William Gibson lideró el movimiento
ciberpunk en los años ochenta y a comienzos de este nuevo siglo, tras escribir
un puñado de relatos memorables (recogidos en Quemando cromo) y dos trilogías
novelescas en los ochenta y noventa (la trilogía “Neuromante” (o del “Sprawl”)
y la “Trilogía del Puente”) que cambiaron radicalmente la visión del futuro que
hasta entonces se sostenía, dio otro giro drástico a su proyecto literario
afrontando en una nueva trilogía (la “Trilogía de la Hormiga Azul”, también
conocida como “Hubertus Bigend”) la presencia de los signos del futuro en el
presente más intempestivo.
En 2014, pasada más de una década y media del nuevo
siglo, Gibson regresó a sus orígenes, retomando planteamientos de sus primeras
propuestas y de algunos de sus cómplices más creativos (Bruce Sterling), para
abordar la idea del futuro tal como las inteligencias más avanzadas, biológicas
o computacionales, superando las barreras cognitivas convencionales, comienzan
ya a prefigurar.
Para complicar el juego de la ficción, en The Peripheral, primera entrega de su
nueva trilogía (“Jackpot”, compuesta de una segunda entrega publicada en 2020 y
aún no traducida, Agency, y de una tercera entrega inédita) reeditada ahora
tras su adaptación televisiva, no hay un solo futuro sino dos, enredados en un
bucle perverso. Un futuro situado en torno a 2028, ambientado en una América
tercermundista, con una población parada, asociada a la fabricación de drogas u
ocupada en supermercados tipo Walmart, sin otro ocio que los videojuegos y los
bares cutres. Y un segundo futuro, el principal, ambientado en el sofisticado
Londres de 75 años después, donde campan a sus anchas las élites económicas,
todos los servicios y caprichos los realizan diversos modelos de androides,
entre otros los “periféricos” que dan título a la novela, entes híbridos,
orgánicos y cibernéticos, a los que se puede transferir temporalmente la
conciencia humana individual.
Gibson organiza la trama para que ambos futuros
divergentes se comuniquen, a pesar de sus diferencias, constituyendo uno de
ellos, el más atrasado, un pasado alternativo del otro. Porque una de las
claves más ingeniosas de la novela, una brillante idea más allá de su
aplicación concreta a la ficción, es que el futuro más lejano coloniza los
distintos pasados, los utiliza como escenarios para extraer recursos económicos
con que financiar las guerras corporativas y conspiraciones políticas del
futuro.
En la red de tiempos interconectados concebida por
Gibson como un tablero virtual, cada vez que ese futuro dominante explota en su
provecho cualquiera de los pasados posibles lo desconecta automáticamente de la
red cronológica lineal que solemos llamar historia. Como islas flotando en la
corriente del tiempo, o planetas fuera de órbita, esos pretéritos dislocados
(los “muñones”) son el campo de maniobras preferido por las élites futuristas.
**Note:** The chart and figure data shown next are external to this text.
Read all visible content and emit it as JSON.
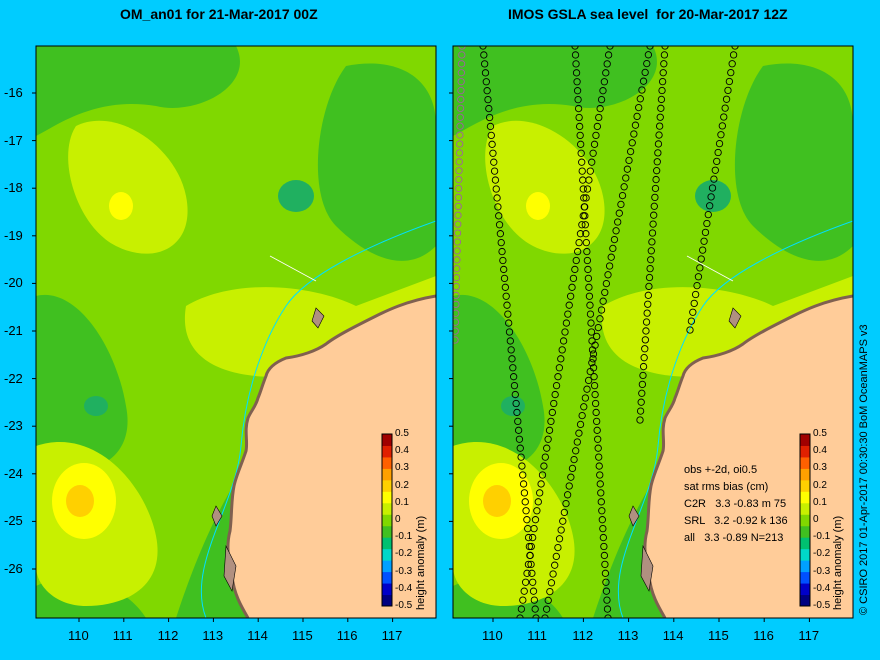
{
  "left_panel": {
    "title": "OM_an01 for 21-Mar-2017 00Z"
  },
  "right_panel": {
    "title": "IMOS GSLA sea level  for 20-Mar-2017 12Z"
  },
  "y_ticks": [
    "-16",
    "-17",
    "-18",
    "-19",
    "-20",
    "-21",
    "-22",
    "-23",
    "-24",
    "-25",
    "-26"
  ],
  "x_ticks": [
    "110",
    "111",
    "112",
    "113",
    "114",
    "115",
    "116",
    "117"
  ],
  "colorbar": {
    "label": "height anomaly (m)",
    "ticks": [
      "0.5",
      "0.4",
      "0.3",
      "0.2",
      "0.1",
      "0",
      "-0.1",
      "-0.2",
      "-0.3",
      "-0.4",
      "-0.5"
    ],
    "colors": [
      "#000080",
      "#0000c8",
      "#0050ff",
      "#00a0ff",
      "#00d8c8",
      "#00c070",
      "#40c020",
      "#80d800",
      "#c8f000",
      "#ffff00",
      "#ffd000",
      "#ffa000",
      "#ff6000",
      "#e02000",
      "#a00000"
    ]
  },
  "stats": {
    "line1": "obs +-2d, oi0.5",
    "line2": "sat rms bias (cm)",
    "rows": [
      {
        "sat": "C2R",
        "rms": "3.3",
        "bias": "-0.83",
        "extra": "m 75"
      },
      {
        "sat": "SRL",
        "rms": "3.2",
        "bias": "-0.92",
        "extra": "k 136"
      },
      {
        "sat": "all",
        "rms": "3.3",
        "bias": "-0.89",
        "extra": "N=213"
      }
    ]
  },
  "credit": "© CSIRO 2017  01-Apr-2017 00:30:30 BoM OceanMAPS v3",
  "colors": {
    "background": "#00ccff",
    "land": "#ffcc99",
    "base_sea": "#80d800"
  }
}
Gibson no cita a H. G. Wells por casualidad al
comienzo del libro. “La máquina del tiempo” ya no es una línea recta
inexorable, como pensaba Wells, ni tampoco se compone trazando bifurcaciones
constantes que crean un laberinto arborescente al infinito, como fabuló Borges siguiendo a Leibniz en “El jardín de senderos que se bifurcan”. El
tiempo, en la demoledora visión de Gibson, se construye desde el futuro. Es el
futuro el que impone sobre el pasado la hegemonía de su poder. Tras la
catástrofe ecológica que hizo desaparecer al ochenta por ciento de la población,
el mundo fue resucitado por la ciencia y la nanotecnología y convertido en una
utopía para ricos que viajan al pasado para hacer turismo, divertirse o
aumentar su riqueza, mientras esos pasados adquieren el estatus de colonias
subsidiarias. Ese estado de cosas universal merece el nombre de “cleptocracia”.
La ironía de Gibson, sobre el presente o sobre el futuro, es tan acerada como glacial.